Quarterly revenue rose marginally by 3.78% to RM13.32 billion, from RM12.84 billion in 2QFY2022, on the back of a 3.4% increase in electricity sales to RM842.1 million, with a demand growth of 2%.
For the cumulative six months ended June 30, TNB’s net profit fell 24.65% to RM1.33 billion from RM1.77 billion last year, while revenue grew 3.83% to RM25.95 billion from RM24.99 billion, driven by an increase of 3.5% or RM434.2 million in the sales of electricity.
The group has approved an interim dividend of 18 sen per share for FY2023.
TNB said the group's performance in 2QFY2023 was fair considering the challenging environment.
It said the electricity demand growth of 2% was in line with the country's gross domestic product expansion of 2.9% in the quarter.
"Declining coal prices globally has alleviated the pressure on the group’s cash flow position. This, coupled with stronger collection rate, have contributed to a favourable accounts receivable movement and a stronger working capital position.

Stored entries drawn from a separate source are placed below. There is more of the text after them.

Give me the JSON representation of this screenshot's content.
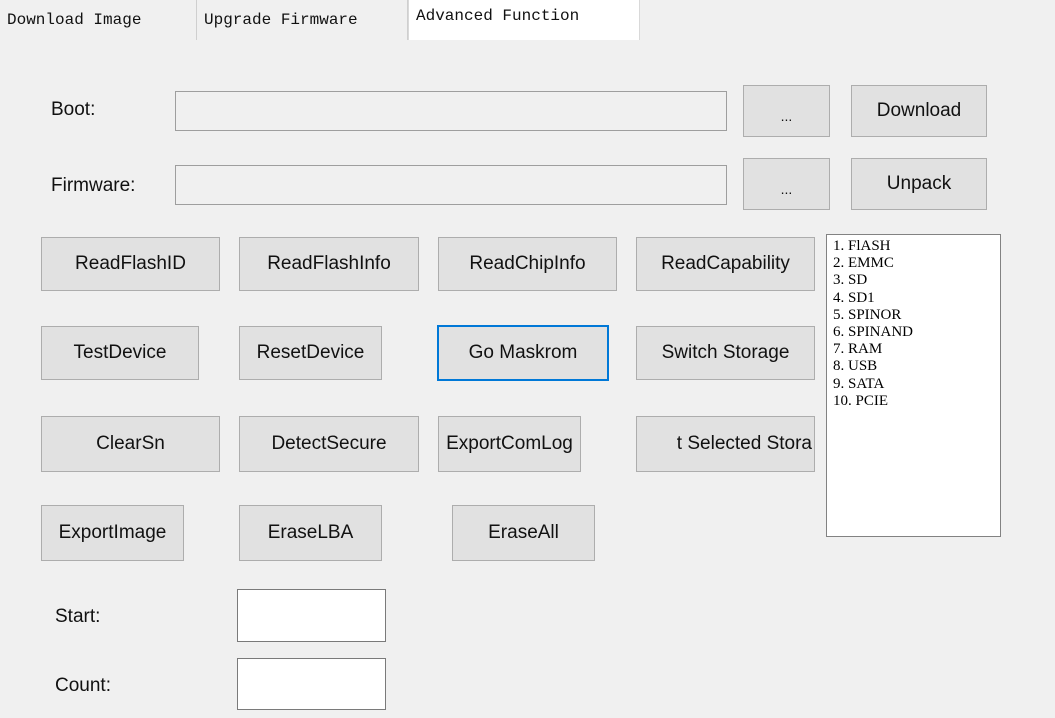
{
  "tabs": [
    {
      "label": "Download Image",
      "active": false
    },
    {
      "label": "Upgrade Firmware",
      "active": false
    },
    {
      "label": "Advanced Function",
      "active": true
    }
  ],
  "boot": {
    "label": "Boot:",
    "value": "",
    "browse_label": "...",
    "action_label": "Download"
  },
  "firmware": {
    "label": "Firmware:",
    "value": "",
    "browse_label": "...",
    "action_label": "Unpack"
  },
  "buttons": {
    "read_flash_id": "ReadFlashID",
    "read_flash_info": "ReadFlashInfo",
    "read_chip_info": "ReadChipInfo",
    "read_capability": "ReadCapability",
    "test_device": "TestDevice",
    "reset_device": "ResetDevice",
    "go_maskrom": "Go Maskrom",
    "switch_storage": "Switch Storage",
    "clear_sn": "ClearSn",
    "detect_secure": "DetectSecure",
    "export_com_log": "ExportComLog",
    "export_selected_storage": "t Selected Stora",
    "export_image": "ExportImage",
    "erase_lba": "EraseLBA",
    "erase_all": "EraseAll"
  },
  "storage_list": [
    "1. FlASH",
    "2. EMMC",
    "3. SD",
    "4. SD1",
    "5. SPINOR",
    "6. SPINAND",
    "7. RAM",
    "8. USB",
    "9. SATA",
    "10. PCIE"
  ],
  "start": {
    "label": "Start:",
    "value": ""
  },
  "count": {
    "label": "Count:",
    "value": ""
  },
  "colors": {
    "focus_border": "#0078d7",
    "button_bg": "#e1e1e1",
    "window_bg": "#f0f0f0"
  }
}
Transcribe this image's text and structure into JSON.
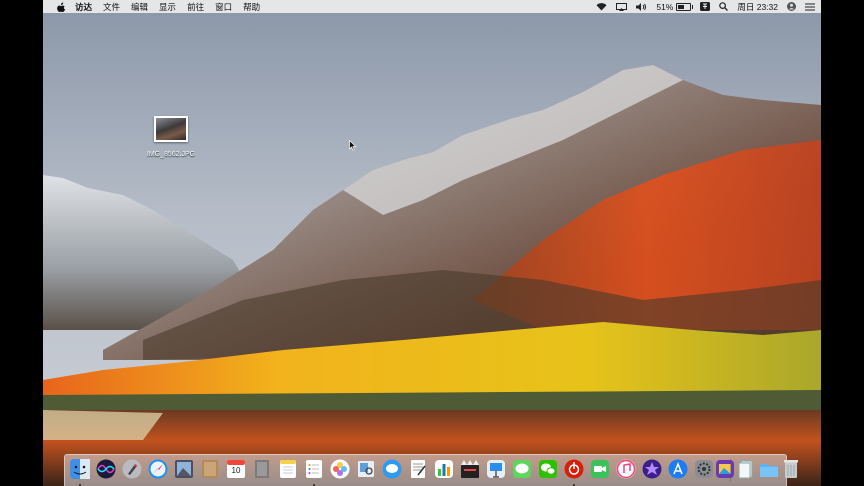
{
  "menubar": {
    "apple_icon": "apple-icon",
    "items": [
      "访达",
      "文件",
      "编辑",
      "显示",
      "前往",
      "窗口",
      "帮助"
    ],
    "status": {
      "battery_percent": "51%",
      "battery_level": 0.51,
      "clock": "周日 23:32",
      "icons": [
        "wifi-icon",
        "airplay-icon",
        "volume-icon",
        "battery-icon",
        "input-method-icon",
        "spotlight-icon",
        "user-icon",
        "siri-icon"
      ]
    }
  },
  "desktop": {
    "file_label": "IMG_8562.JPG",
    "file_icon": "image-file-icon"
  },
  "dock": {
    "calendar_day": "10",
    "apps": [
      "finder",
      "siri",
      "launchpad",
      "safari",
      "photo-booth",
      "notes-brown",
      "calendar",
      "sketch-grey",
      "notes",
      "reminders",
      "photos",
      "preview",
      "textedit",
      "numbers",
      "final-cut",
      "keynote",
      "messages",
      "wechat",
      "netease-music",
      "facetime",
      "itunes",
      "imovie-star",
      "app-store",
      "system-preferences",
      "photos-extra",
      "trash-area"
    ],
    "colors": {
      "finder": "#3f8ee8",
      "safari": "#1f8ff0",
      "app_store": "#1c7cf4",
      "wechat": "#2dc100",
      "netease": "#d81e06",
      "itunes": "#f83b7a"
    }
  }
}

"With the overall economy projected to grow at the lower end of the 4% to 5% range, the group foresees a reasonable performance for the year 2023 and will continue to remain cautious on its earnings exposure to fuel prices and currency volatility," said TNB.
The group added that it will continue to take prudent measures in managing its operational and financial requirements to ensure it remains resilient.
Shares in TNB closed three sen or 0.30% lower at RM9.97 on Friday, giving the group a market capitalisation of RM57.70 billion.